Follow The Money: Where Ad Platforms Spend Their Ad Dollars (+ More Ad Placements)
Your Favorite Ad Channels' Favorite Ad Channels
It’s always interesting to see where the digital platforms spend their ad dollars. What tactics are the tools you use to attract an audience using to attract an audience?
But first, YouTube and LinkedIn jumped to the top of the 2022 spending pack. And Pinterest slid in at #5. (Facebook/Meta and TikTok round out the top 5.) So those are the channels pushing hard for growth.
Increased traditional's share of spend (everyone else shifted harder to digital):
- YouTube
- Snapchat
Share of spend on television plummeted. This plus the writers' strike (no judgement) aren't a great sign for the poster-child platform of mass advertising.
So, what was weird?
- Pinterest increased theater spend to nearly 1/3 of the budget
- Twitter went big on out-of-home
- TikTok pulled waaaaaaaaay back on paid social (who needs ads when you're getting all those headlines, right?)
- Snapchat focused on paid search
It would be more interesting to see what messaging they’re pushing via those channels.
But still interesting to think about what messaging might work best for you on a platform based on where it’s getting users from.

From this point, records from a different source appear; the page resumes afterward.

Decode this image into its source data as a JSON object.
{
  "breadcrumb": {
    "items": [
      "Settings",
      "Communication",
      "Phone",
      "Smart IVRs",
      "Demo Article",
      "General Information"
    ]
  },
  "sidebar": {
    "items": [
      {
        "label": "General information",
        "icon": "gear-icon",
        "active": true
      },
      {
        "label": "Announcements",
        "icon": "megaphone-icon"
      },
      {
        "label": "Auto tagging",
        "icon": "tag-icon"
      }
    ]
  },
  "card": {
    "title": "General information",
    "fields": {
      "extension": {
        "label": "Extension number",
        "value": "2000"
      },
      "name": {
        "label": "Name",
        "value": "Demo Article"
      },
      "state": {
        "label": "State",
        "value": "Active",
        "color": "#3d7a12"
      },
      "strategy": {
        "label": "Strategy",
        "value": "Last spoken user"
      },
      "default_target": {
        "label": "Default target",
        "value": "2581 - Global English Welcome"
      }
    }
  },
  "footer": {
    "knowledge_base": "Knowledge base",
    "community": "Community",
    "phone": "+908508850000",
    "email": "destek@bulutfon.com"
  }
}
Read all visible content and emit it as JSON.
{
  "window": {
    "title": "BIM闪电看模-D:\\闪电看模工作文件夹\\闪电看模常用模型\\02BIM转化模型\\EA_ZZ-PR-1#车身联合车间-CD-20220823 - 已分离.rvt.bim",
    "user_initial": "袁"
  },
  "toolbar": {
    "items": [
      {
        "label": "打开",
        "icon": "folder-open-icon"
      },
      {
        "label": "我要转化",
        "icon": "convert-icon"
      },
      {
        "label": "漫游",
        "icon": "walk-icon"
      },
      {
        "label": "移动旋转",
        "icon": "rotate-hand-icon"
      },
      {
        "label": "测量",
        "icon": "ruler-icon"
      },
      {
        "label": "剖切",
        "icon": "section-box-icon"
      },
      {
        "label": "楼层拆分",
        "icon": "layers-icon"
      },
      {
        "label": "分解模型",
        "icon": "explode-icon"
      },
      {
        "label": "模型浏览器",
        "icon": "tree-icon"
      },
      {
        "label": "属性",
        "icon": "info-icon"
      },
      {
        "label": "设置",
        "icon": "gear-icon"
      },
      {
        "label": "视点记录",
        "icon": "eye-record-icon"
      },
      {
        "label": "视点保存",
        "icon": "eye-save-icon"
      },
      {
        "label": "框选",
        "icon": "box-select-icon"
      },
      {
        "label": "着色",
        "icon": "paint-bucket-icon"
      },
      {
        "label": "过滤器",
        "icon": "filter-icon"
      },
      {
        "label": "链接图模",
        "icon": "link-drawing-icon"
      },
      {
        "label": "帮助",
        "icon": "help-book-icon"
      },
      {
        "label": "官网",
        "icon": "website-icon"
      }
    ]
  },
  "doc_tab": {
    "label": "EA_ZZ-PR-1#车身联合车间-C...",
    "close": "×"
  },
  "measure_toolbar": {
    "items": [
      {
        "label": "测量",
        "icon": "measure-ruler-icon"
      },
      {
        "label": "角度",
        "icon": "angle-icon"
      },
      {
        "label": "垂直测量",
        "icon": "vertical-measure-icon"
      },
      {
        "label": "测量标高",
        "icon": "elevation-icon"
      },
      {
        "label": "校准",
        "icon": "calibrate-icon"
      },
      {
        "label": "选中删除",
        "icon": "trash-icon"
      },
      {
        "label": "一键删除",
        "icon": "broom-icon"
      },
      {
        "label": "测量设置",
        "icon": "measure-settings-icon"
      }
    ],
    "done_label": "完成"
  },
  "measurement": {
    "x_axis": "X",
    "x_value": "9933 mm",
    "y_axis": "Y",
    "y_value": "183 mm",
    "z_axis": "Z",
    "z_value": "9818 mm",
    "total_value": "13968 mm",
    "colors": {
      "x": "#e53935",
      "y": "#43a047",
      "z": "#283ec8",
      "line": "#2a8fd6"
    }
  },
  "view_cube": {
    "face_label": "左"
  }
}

More Ads In More/The Same Places
Instagram is loosening the rules around partnership ads Presumably to capture more revenue and be ever-so-slightly more like TikTok.
Regardless, this is good news for brands that use creator partnerships and user generated content in their marketing.
TikTok
Looks like TikTok is really leaning into the revenue benefits of being a full-screen, advertising-supported content experience. (Plus contextual targeting!)
Pulse Premiere gives brands the control to choose where their ads are placed, adjacent to content from our premium publishing partners in lifestyle & education, sports, and entertainment categories for specific tentpole events as well as evergreen, ongoing content.
Roblox
The metaverse is getting ads. By which I mean, ads are coming to Roblox.
This is one of those announcements that some marketers will ignore and others will get very excited about.
Gmail
Big G is putting more ads in your inbox, including randomly dropped amongst your actual emails. People aren’t happy.
Of course, one answer is to drop Gmail. If Bluesky takes hold (and even if it doesn’t), we’re at the point where everyone should have their own domain.
Not sure how? Derek Sivers has you covered in this chat with Tim Ferriss (starting around 28:14).
Services mentioned:
- Mailbox.org
- Fastmail
If you want to roll your own email server, Derek posted this guide.